Assuming you do have to back it in, my thinking goes like this.
First, it is obvious, I think, that the force needed to pull a weight up a ramp depends on the steepness of the ramp. If you have a very shallow ramp, it is easy to pull a weight up it, but if you have a steep ramp, it takes a lot of force to pull a weight up it.
In this specific case, you appear to have a 15 inch rise in 8 feet of run, so you have a ramp angle of about 9 degrees. If I have done the math right, this means that you will need a pulling force equal to about 15% of the weight of the trailer in order to pull it up the ramp. To be conservative, let's say your trailer weighs 3500 pounds. That means you will need a pulling force of 525 pounds to get it up the ramp.
This is clearly more than you are going to do by hand. And it is quite possibly more than one of the expensive electric trailer dollies will do for you, though I have no specs on those. So a winch is probably a good solution. [Note that you can't just screw the winch to the front wall of the garage - it will probably pull the wall out unless you brace it somehow.]
On the other hand, 525 pounds isn't really very much force when compared to the strength of the TM frame, and the stresses that it must bear in normal operation. So if you can apply this force to the frame members, I think you would be in good shape. I think I would get a nylon tow strap as mentioned by larsdennert, and either
a) loop it through the triangular skids, as Tim suggested. I believe that the skids are welded to the frame members. OR
b) loop it around the ends of the bumper, right where the bumper is welded to the frame, so that the pull is immediately transferred to the frame. Access to the bumper ends might not be as easy on a 2006 model as it was on the earlier models where the sewer hose was carried in the bumper.

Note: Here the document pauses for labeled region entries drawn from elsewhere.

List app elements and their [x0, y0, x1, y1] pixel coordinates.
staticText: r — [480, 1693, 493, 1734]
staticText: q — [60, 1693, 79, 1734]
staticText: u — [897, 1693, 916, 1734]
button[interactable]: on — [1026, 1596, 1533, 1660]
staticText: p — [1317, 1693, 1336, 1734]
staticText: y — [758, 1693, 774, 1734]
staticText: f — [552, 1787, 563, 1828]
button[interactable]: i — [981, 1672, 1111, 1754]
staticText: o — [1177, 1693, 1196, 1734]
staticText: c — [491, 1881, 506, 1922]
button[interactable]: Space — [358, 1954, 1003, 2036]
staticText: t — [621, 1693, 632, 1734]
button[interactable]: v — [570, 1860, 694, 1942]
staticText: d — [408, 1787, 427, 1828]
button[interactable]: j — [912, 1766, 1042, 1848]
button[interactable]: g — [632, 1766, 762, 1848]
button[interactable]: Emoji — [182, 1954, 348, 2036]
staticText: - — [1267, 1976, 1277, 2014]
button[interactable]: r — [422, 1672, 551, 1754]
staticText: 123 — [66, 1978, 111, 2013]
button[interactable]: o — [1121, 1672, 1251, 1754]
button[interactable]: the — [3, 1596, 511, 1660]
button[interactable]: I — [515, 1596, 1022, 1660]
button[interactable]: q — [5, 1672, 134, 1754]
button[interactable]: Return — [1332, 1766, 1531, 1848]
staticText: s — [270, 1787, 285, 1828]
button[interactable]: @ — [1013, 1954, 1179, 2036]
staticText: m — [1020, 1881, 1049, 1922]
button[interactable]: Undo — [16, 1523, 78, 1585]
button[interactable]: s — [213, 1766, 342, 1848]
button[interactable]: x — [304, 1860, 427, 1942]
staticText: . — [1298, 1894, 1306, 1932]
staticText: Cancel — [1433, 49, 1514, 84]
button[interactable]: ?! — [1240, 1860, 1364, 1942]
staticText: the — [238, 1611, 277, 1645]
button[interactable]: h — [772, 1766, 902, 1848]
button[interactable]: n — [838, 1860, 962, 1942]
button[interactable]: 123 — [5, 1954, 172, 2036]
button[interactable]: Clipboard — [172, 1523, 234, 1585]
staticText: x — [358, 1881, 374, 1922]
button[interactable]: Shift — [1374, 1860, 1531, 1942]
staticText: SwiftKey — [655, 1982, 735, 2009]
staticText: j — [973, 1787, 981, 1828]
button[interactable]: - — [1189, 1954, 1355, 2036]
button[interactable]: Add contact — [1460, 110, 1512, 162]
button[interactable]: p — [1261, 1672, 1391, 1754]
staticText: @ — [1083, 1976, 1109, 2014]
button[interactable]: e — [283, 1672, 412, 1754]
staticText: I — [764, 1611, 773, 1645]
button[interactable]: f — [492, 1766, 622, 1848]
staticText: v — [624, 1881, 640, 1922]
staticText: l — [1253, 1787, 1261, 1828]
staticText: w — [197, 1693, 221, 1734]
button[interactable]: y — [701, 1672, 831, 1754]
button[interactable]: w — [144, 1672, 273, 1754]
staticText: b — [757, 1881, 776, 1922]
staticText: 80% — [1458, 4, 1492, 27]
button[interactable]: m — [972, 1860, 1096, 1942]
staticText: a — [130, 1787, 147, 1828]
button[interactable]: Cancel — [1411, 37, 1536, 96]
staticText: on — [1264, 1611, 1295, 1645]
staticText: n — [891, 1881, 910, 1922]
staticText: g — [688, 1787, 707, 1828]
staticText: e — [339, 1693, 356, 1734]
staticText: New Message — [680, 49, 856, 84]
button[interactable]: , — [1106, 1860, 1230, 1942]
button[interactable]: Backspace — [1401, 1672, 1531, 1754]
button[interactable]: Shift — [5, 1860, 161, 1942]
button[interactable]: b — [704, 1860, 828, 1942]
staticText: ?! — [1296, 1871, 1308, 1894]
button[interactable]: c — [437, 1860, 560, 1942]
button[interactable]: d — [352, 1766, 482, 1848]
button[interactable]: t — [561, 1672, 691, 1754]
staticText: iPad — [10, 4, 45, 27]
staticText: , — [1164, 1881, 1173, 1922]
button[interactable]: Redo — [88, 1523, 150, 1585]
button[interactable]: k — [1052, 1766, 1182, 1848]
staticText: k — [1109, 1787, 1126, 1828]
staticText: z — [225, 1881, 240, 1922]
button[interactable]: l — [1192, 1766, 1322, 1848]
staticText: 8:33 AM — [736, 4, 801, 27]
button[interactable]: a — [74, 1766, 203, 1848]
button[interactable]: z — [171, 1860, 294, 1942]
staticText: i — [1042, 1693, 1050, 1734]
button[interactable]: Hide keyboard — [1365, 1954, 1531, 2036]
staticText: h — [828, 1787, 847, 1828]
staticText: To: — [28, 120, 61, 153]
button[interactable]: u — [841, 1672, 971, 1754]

Either way, the pulling force on each frame member is only half of 525 pounds, which is really pretty small. And make the loop nice and long, so that the forces on the strap itself are aligned more or less parallel to the trailer.

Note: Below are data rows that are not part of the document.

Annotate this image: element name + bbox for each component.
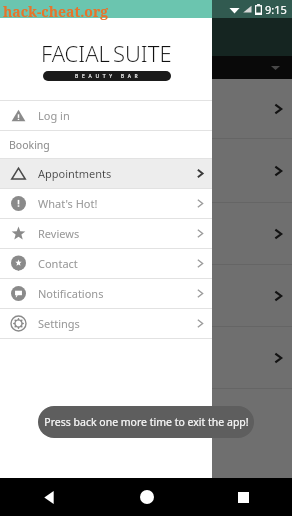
- staticText: Chemical Peel: [12, 216, 113, 236]
- button[interactable]: Recent apps: [195, 478, 292, 516]
- button[interactable]: Log in: [0, 101, 212, 130]
- staticText: Press back one more time to exit the app…: [44, 415, 249, 429]
- button[interactable]: Contact: [0, 249, 212, 278]
- button[interactable]: Settings: [0, 309, 212, 338]
- button[interactable]: Home: [98, 478, 195, 516]
- button[interactable]: Back: [0, 478, 98, 516]
- staticText: 9:15: [265, 2, 287, 16]
- staticText: Must be added with a facial: [12, 113, 141, 127]
- staticText: SUITE: [113, 38, 172, 68]
- staticText: Booking: [9, 138, 50, 152]
- staticText: Appointments: [38, 166, 112, 181]
- staticText: What's Hot!: [38, 196, 98, 211]
- staticText: Must be added with a facial: [12, 300, 141, 314]
- button[interactable]: Reviews: [0, 219, 212, 248]
- button[interactable]: Appointments: [0, 159, 212, 188]
- staticText: FACIAL: [41, 38, 110, 68]
- staticText: Dermaplaning: [12, 91, 115, 111]
- staticText: Contact: [38, 256, 78, 271]
- staticText: Log in: [38, 108, 70, 123]
- staticText: B E A U T Y B A R: [75, 73, 139, 80]
- staticText: Reviews: [38, 226, 80, 241]
- staticText: Settings: [38, 316, 80, 331]
- staticText: Micro-needling: [12, 153, 120, 173]
- staticText: Notifications: [38, 286, 104, 301]
- staticText: Collagen induction therapy. Help with: [12, 175, 189, 189]
- button[interactable]: Notifications: [0, 279, 212, 308]
- staticText: hack-cheat.org: [3, 2, 109, 21]
- staticText: Resurfacing treatment: [12, 238, 118, 252]
- staticText: Oxygen Blast: [12, 278, 107, 298]
- button[interactable]: What's Hot!: [0, 189, 212, 218]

I'm not sure that I would pull it with a bumper hitch. The hitch can certainly take it, but I am concerned about the bumper itself. It is probably OK - 525 pounds doesn't seem like a big pullforce - but I am just not sure how much force it would take to bend the center of the bumper backward.
Finally, the breakaway switch is powered by the TM battery, so it should work even if the tow vehicle is disconnected. However, if the strap snaps or the winch breaks, and the trailer is suddenly running down the ramp loose, who is going to pull the cable? It would be a better idea to have someone moving some blocks right up behind the trailer wheels as you pull the trailer - at least until you've done it a couple times.